Ya que en realidad, en cualquier país, cualquier momento de la historia y cualquier cultura, lo colectivo, que no lo masificado (por irracional), es lo que importa como base de la existencia humana, el homo egoico, ambicioso por naturaleza, se autoboicotea en su paso sobre los demás para alcanzar sus objetivos.
Y así es como una distorsión que parece ser estrictamente personal, deteriora países. Se ha comprobado que cuanto más progreso económico desarrolla una sociedad, más infelices suelen ser sus miembros. Las naciones más ricas, como Suecia, Noruega, Finlandia y Estados Unidos, registran las tasas de suicidio más elevadas del planeta.
El ambicioso es un carente que pretende colmarse de nada, porque nada significan para el alma las riquezas, el poder y la fama. En lugar de reconocimiento atraen envidia y en vez de amor, interesado embeleso.
El ambicioso es alguien que definitivamente no se acepta. Sin embargo, está dispuesto a aceptarse todavía menos para alcanzar la nada. Infamia tras infamia sigue adelante en su ambición, esperando que lo venidero compense su vileza, pero a sabiendas de que requerirá más de ella.
No hay nadie que ponga la mirada más lejos de sí mismo que el ambicioso. Dice la reconocida psicoterapeuta, autora de varios libros, Any Krieger, que la ambición es una pulsión que arrastra al individuo a lugares donde puede encontrarse peligrosamente fuera de su eje.

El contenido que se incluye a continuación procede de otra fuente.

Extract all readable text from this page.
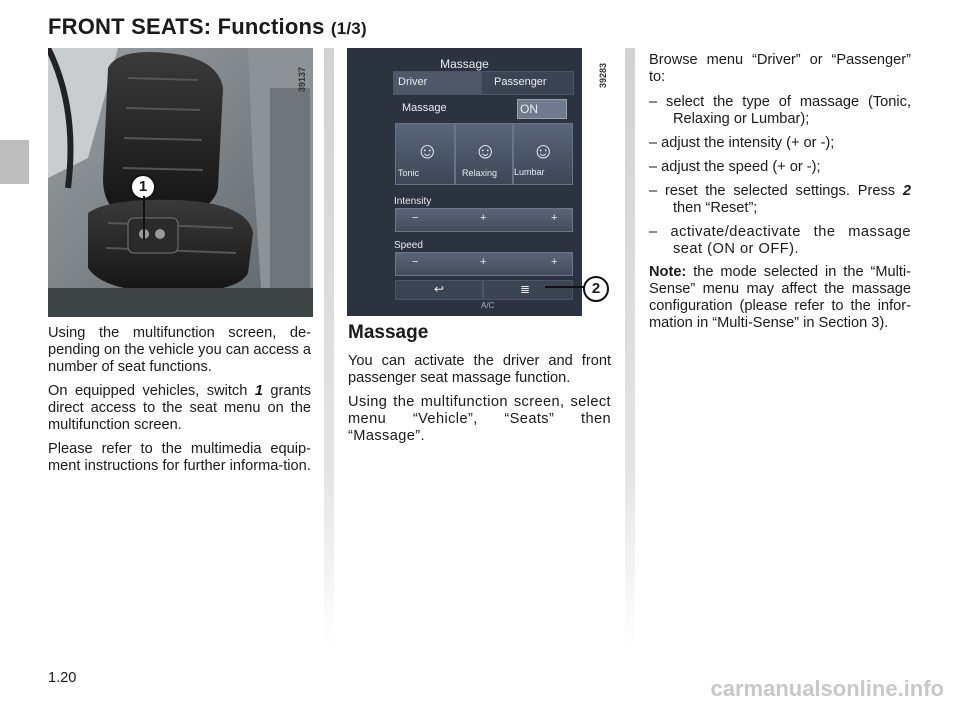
FRONT SEATS: Functions (1/3)
39137
1

Using the multifunction screen, de-pending on the vehicle you can access a number of seat functions.

On equipped vehicles, switch 1 grants direct access to the seat menu on the multifunction screen.

Please refer to the multimedia equip-ment instructions for further informa-tion.

Massage
Driver	Passenger
Massage	ON
☺
Tonic
☺
Relaxing
☺
Lumbar
Intensity
−	+	+
Speed
−	+	+
↩	≣
A/C
39283
2
Massage

You can activate the driver and front passenger seat massage function.

Using the multifunction screen, select menu “Vehicle”, “Seats” then “Massage”.

Browse menu “Driver” or “Passenger” to:

– select the type of massage (Tonic, Relaxing or Lumbar);
– adjust the intensity (+ or -);
– adjust the speed (+ or -);
– reset the selected settings. Press 2 then “Reset”;
– activate/deactivate the massage seat (ON or OFF).

Note: the mode selected in the “Multi-Sense” menu may affect the massage configuration (please refer to the infor-mation in “Multi-Sense” in Section 3).

1.20	carmanualsonline.info
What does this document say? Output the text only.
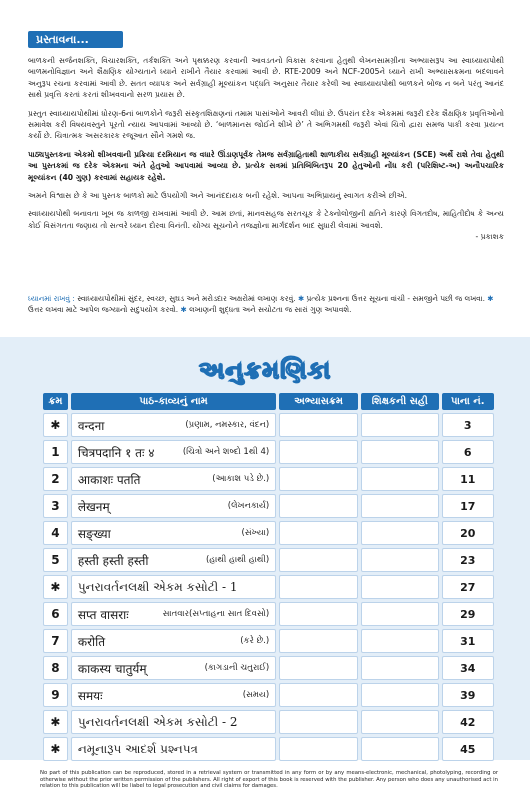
પ્રસ્તાવના...

બાળકની સર્જનશક્તિ, વિચારશક્તિ, તર્કશક્તિ અને પૃથક્કરણ કરવાની આવડતનો વિકાસ કરવાના હેતુથી લેખનસામગ્રીના અભ્યાસરૂપ આ સ્વાધ્યાયપોથી બાળમનોવિજ્ઞાન અને શૈક્ષણિક યોગ્યતાને ધ્યાને રાખીને તૈયાર કરવામાં આવી છે. RTE-2009 અને NCF-2005ને ધ્યાને રાખી અભ્યાસક્રમના બદલાવને અનુરૂપ રચના કરવામાં આવી છે. સતત વ્યાપક અને સર્વગ્રાહી મૂલ્યાંકન પદ્ધતિ અનુસાર તૈયાર કરેલી આ સ્વાધ્યાયપોથી બાળકને બોજ ન બને પરંતુ આનંદ સાથે પ્રવૃત્તિ કરતાં કરતાં શીખવવાનો સરળ પ્રયાસ છે.

પ્રસ્તુત સ્વાધ્યાયપોથીમાં ધોરણ-6નાં બાળકોને જરૂરી સંસ્કૃતશિક્ષણનાં તમામ પાસાંઓને આવરી લીધાં છે. ઉપરાંત દરેક એકમમાં જરૂરી દરેક શૈક્ષણિક પ્રવૃત્તિઓનો સમાવેશ કરી વિષયવસ્તુને પૂરતો ન્યાય આપવામાં આવ્યો છે. ‘બાળમાનસ જોઈને શીખે છે’ તે અભિગમથી જરૂરી એવાં ચિત્રો દ્વારા સમજ પાકી કરવા પ્રયત્ન કર્યો છે. ચિત્રાત્મક અસરકારક રજૂઆત સૌને ગમશે જ.

પાઠ્યપુસ્તકના એકમો શીખવવાની પ્રક્રિયા દરમિયાન જ વધારે ઊંડાણપૂર્વક તેમજ સર્વગ્રાહિતાથી શાળાકીય સર્વગ્રાહી મૂલ્યાંકન (SCE) અર્થે રાશે તેવા હેતુથી આ પુસ્તકમાં જ દરેક એકમના અંતે હેતુઓ આપવામાં આવ્યા છે. પ્રત્યેક સત્રમાં પ્રતિબિંબિતરૂપ 20 હેતુઓની નોંધ કરી (પરિશિષ્ટ-અ) અનૌપચારિક મૂલ્યાંકન (40 ગુણ) કરવામાં સહાયક રહેશે.

અમને વિશ્વાસ છે કે આ પુસ્તક બાળકો માટે ઉપયોગી અને આનંદદાયક બની રહેશે. આપના અભિપ્રાયનું સ્વાગત કરીએ છીએ.

સ્વાધ્યાયપોથી બનાવતા ખૂબ જ કાળજી રાખવામાં આવી છે. આમ છતાં, માનવસહજ સરતચૂક કે ટેક્નોલોજીની ક્ષતિને કારણે વિગતદોષ, માહિતીદોષ કે અન્ય કોઈ વિસંગતતા જણાય તો સત્વરે ધ્યાન દોરવા વિનંતી. યોગ્ય સૂચનોને તજજ્ઞોના માર્ગદર્શન બાદ સુધારી લેવામાં આવશે.
- પ્રકાશક

ધ્યાનમાં રાખવું : સ્વાધ્યાયપોથીમાં સુંદર, સ્વચ્છ, સુઘડ અને મરોડદાર અક્ષરોમાં લખાણ કરવું. ✱ પ્રત્યેક પ્રશ્નના ઉત્તર સૂચના વાંચી - સમજીને પછી જ લખવા. ✱ ઉત્તર લખવા માટે આપેલ જગ્યાનો સદુપયોગ કરવો. ✱ લખાણની શુદ્ધતા અને સચોટતા જ સારાં ગુણ અપાવશે.
અનુક્રમણિકા
ક્રમ	પાઠ-કાવ્યનું નામ	અભ્યાસક્રમ	શિક્ષકની સહી	પાના નં.
✱	वन्दना (પ્રણામ, નમસ્કાર, વંદન)			3
1	चित्रपदानि १ तः ४ (ચિત્રો અને શબ્દો 1થી 4)			6
2	आकाशः पतति (આકાશ પડે છે.)			11
3	लेखनम् (લેખનકાર્ય)			17
4	सङ्ख्या (સંખ્યા)			20
5	हस्ती हस्ती हस्ती (હાથી હાથી હાથી)			23
✱	પુનરાવર્તનલક્ષી એકમ કસોટી - 1			27
6	सप्त वासराः સાતવાર(સપ્તાહના સાત દિવસો)			29
7	करोति (કરે છે.)			31
8	काकस्य चातुर्यम् (કાગડાની ચતુરાઈ)			34
9	समयः (સમય)			39
✱	પુનરાવર્તનલક્ષી એકમ કસોટી - 2			42
✱	નમૂનારૂપ આદર્શ પ્રશ્નપત્ર			45
No part of this publication can be reproduced, stored in a retrieval system or transmitted in any form or by any means-electronic, mechanical, photolyping, recording or otherwise without the prior written permission of the publishers. All right of export of this book is reserved with the publisher. Any person who does any unauthorised act in relation to this publication will be liabel to legal prosecution and civil claims for damages.
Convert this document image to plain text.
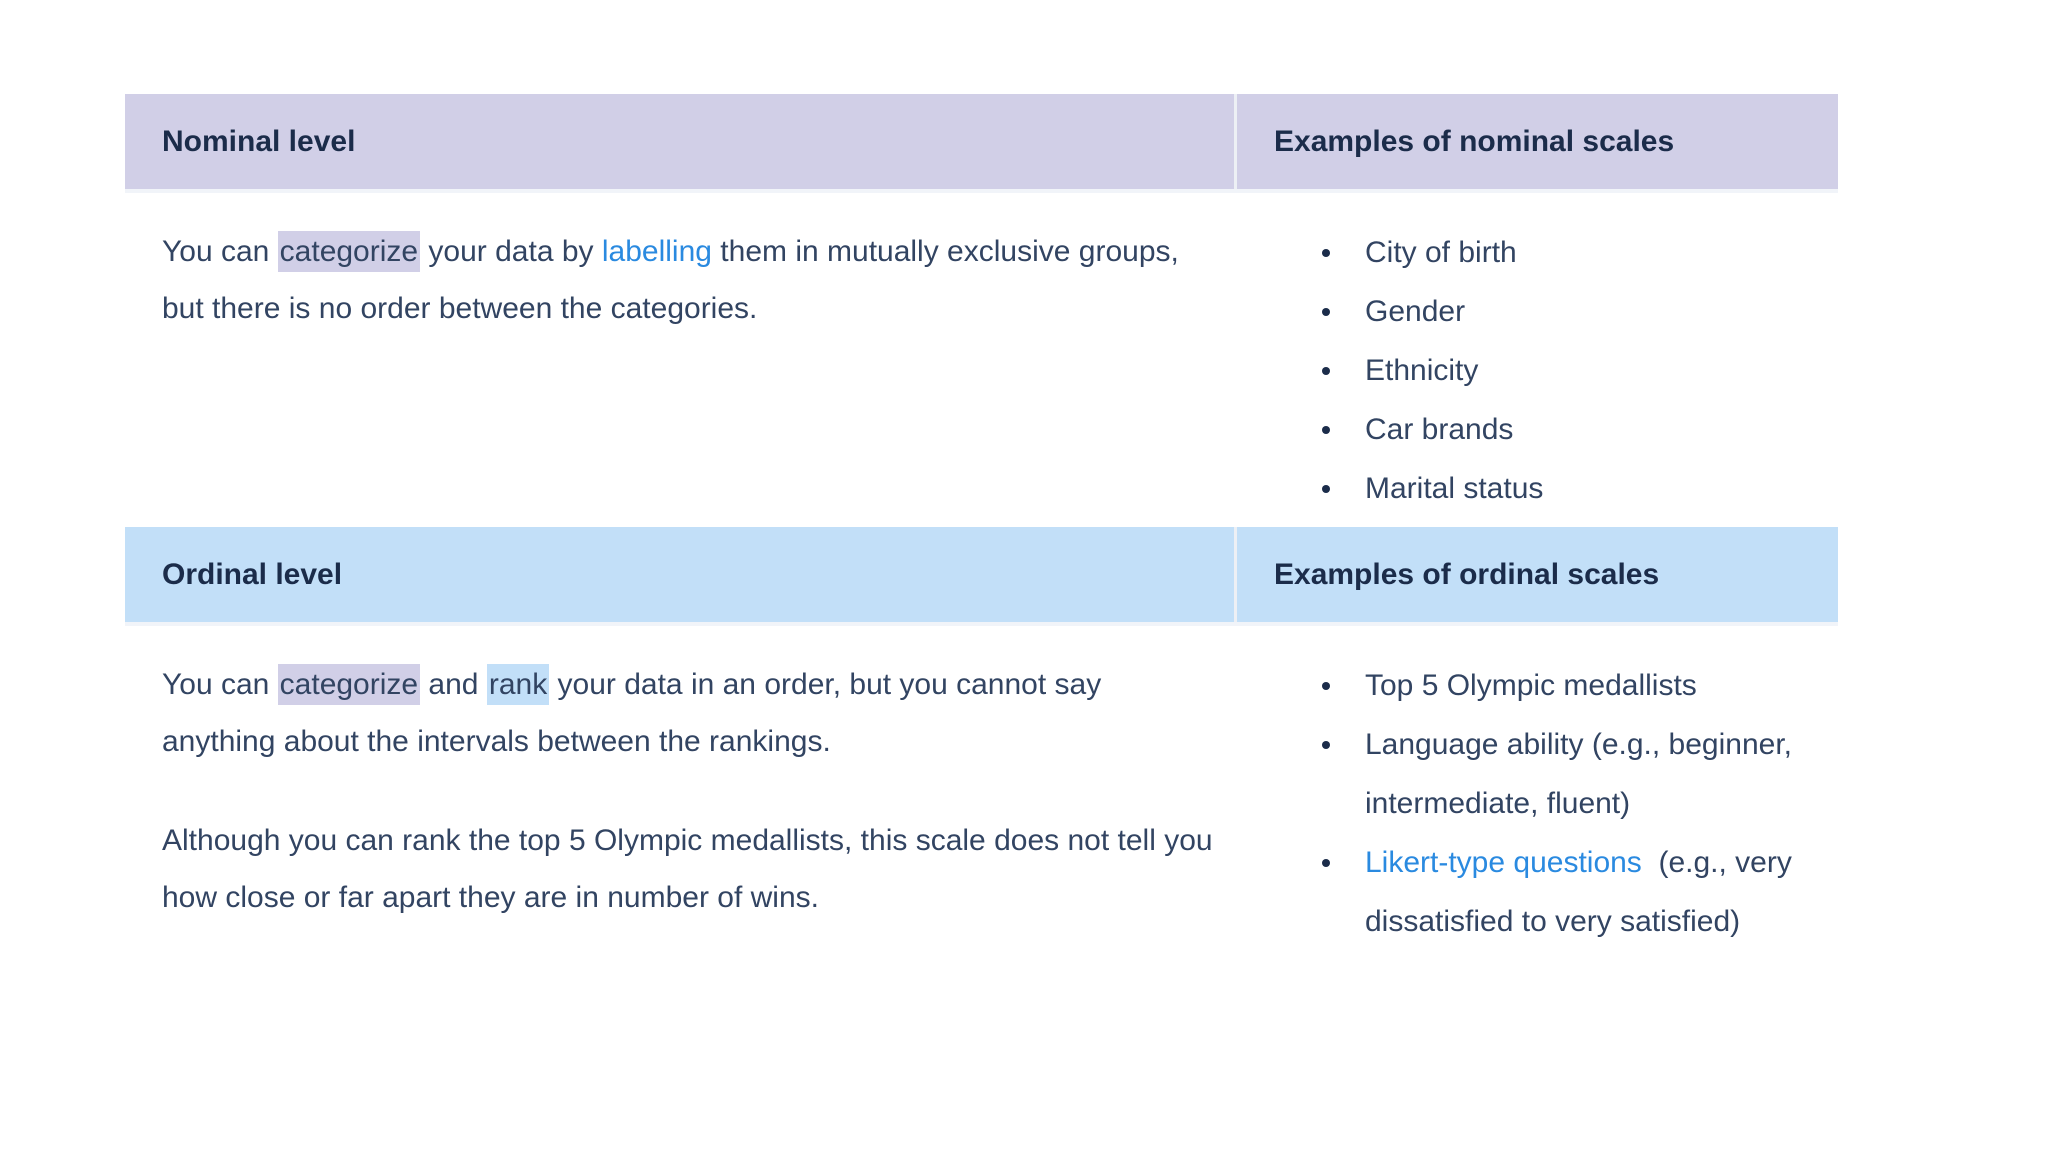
Nominal level	Examples of nominal scales

You can categorize your data by labelling them in mutually exclusive groups, but there is no order between the categories.

City of birth
Gender
Ethnicity
Car brands
Marital status
Ordinal level	Examples of ordinal scales

You can categorize and rank your data in an order, but you cannot say anything about the intervals between the rankings.

Although you can rank the top 5 Olympic medallists, this scale does not tell you how close or far apart they are in number of wins.

Top 5 Olympic medallists
Language ability (e.g., beginner, intermediate, fluent)
Likert-type questions  (e.g., very dissatisfied to very satisfied)
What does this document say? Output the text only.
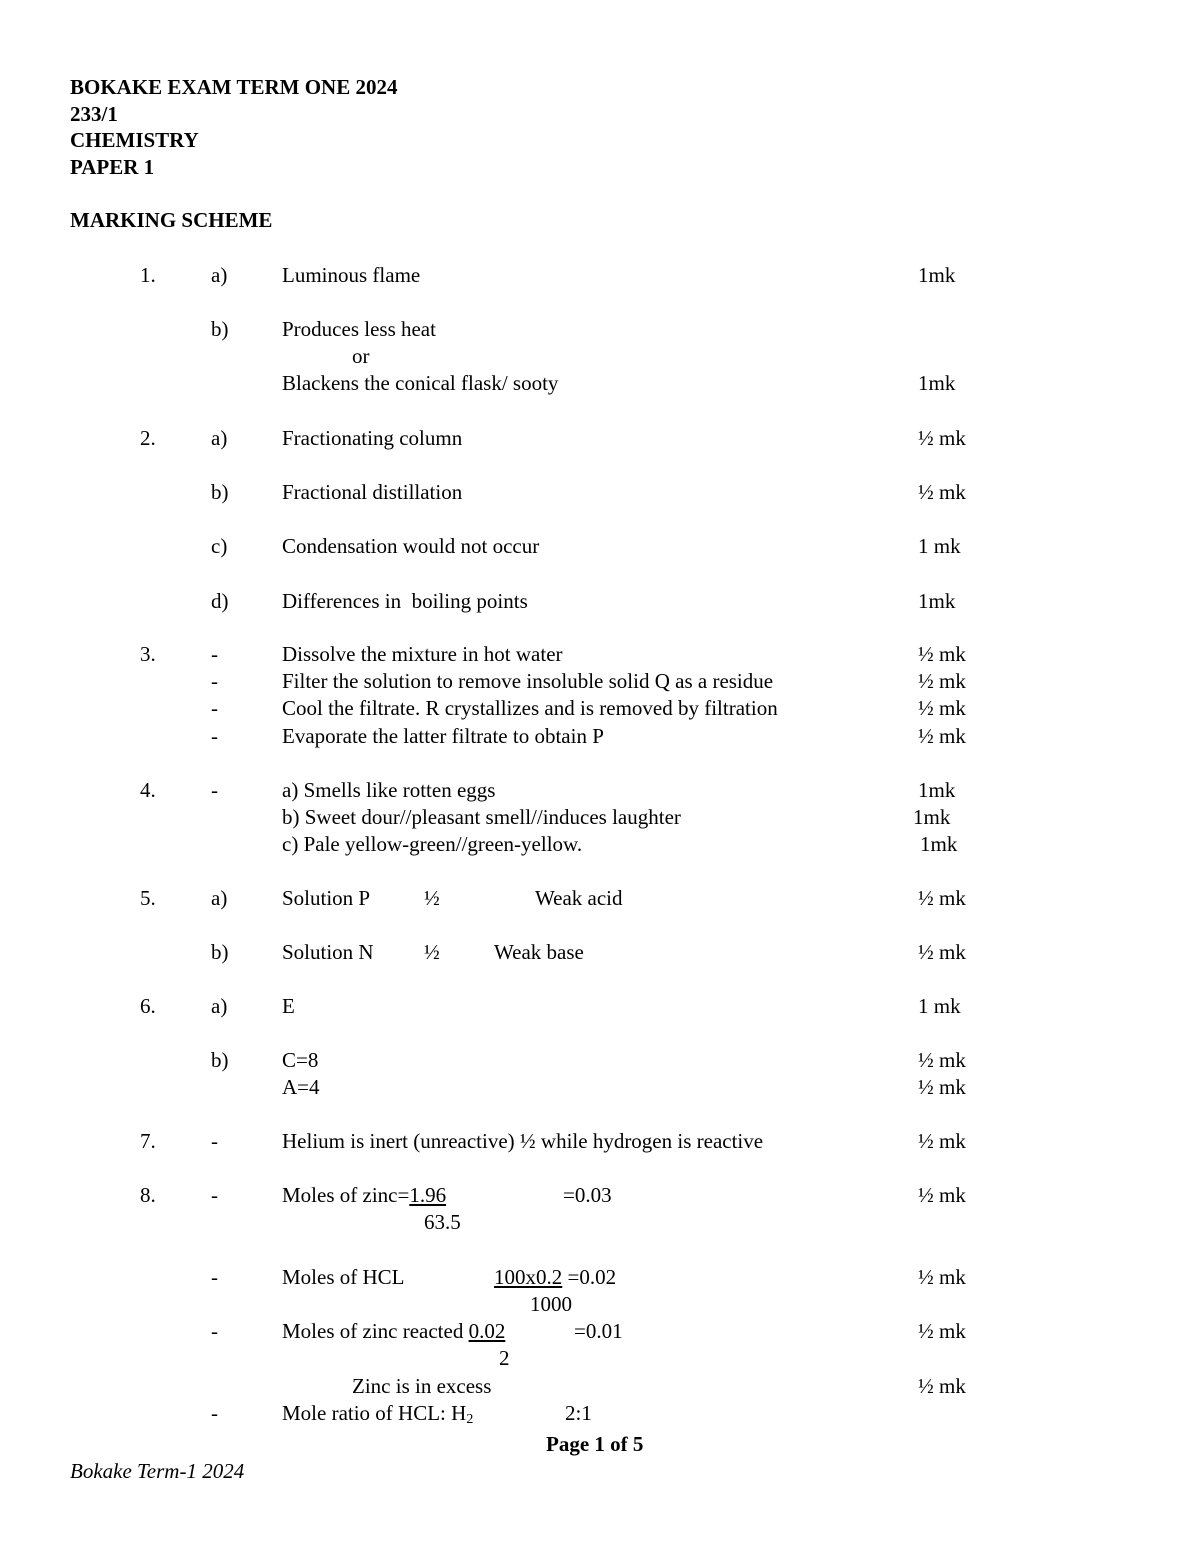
BOKAKE EXAM TERM ONE 2024
233/1
CHEMISTRY
PAPER 1
MARKING SCHEME
1.	a)	Luminous flame	1mk
b)	Produces less heat
or
Blackens the conical flask/ sooty	1mk
2.	a)	Fractionating column	½ mk
b)	Fractional distillation	½ mk
c)	Condensation would not occur	1 mk
d)	Differences in  boiling points	1mk
3.	-	Dissolve the mixture in hot water	½ mk
-	Filter the solution to remove insoluble solid Q as a residue	½ mk
-	Cool the filtrate. R crystallizes and is removed by filtration	½ mk
-	Evaporate the latter filtrate to obtain P	½ mk
4.	-	a) Smells like rotten eggs	1mk
b) Sweet dour//pleasant smell//induces laughter	1mk
c) Pale yellow-green//green-yellow.	1mk
5.	a)	Solution P	½	Weak acid	½ mk
b)	Solution N ½	Weak base	½ mk
6.	a)	E	1 mk
b)	C=8	½ mk
A=4	½ mk
7.	-	Helium is inert (unreactive) ½ while hydrogen is reactive	½ mk
8.	-	Moles of zinc=1.96	=0.03	½ mk
63.5
-	Moles of HCL	100x0.2 =0.02	½ mk
1000
-	Moles of zinc reacted 0.02	=0.01	½ mk
2
Zinc is in excess	½ mk
-	Mole ratio of HCL: $H_2$	2:1
Page 1 of 5
Bokake Term-1 2024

La ambición es prácticamente una adicción. Los estados de vehemencia que crea son literalmente drogas, actúan como neurotransmisores que dan la sensación de empoderamiento.
Mientras la ambición no deje de ser de esas patologías toleradas y hasta estimuladas socialmente, estaremos lejos de la seguridad, la felicidad y la tranquilidad, individual y colectivamente.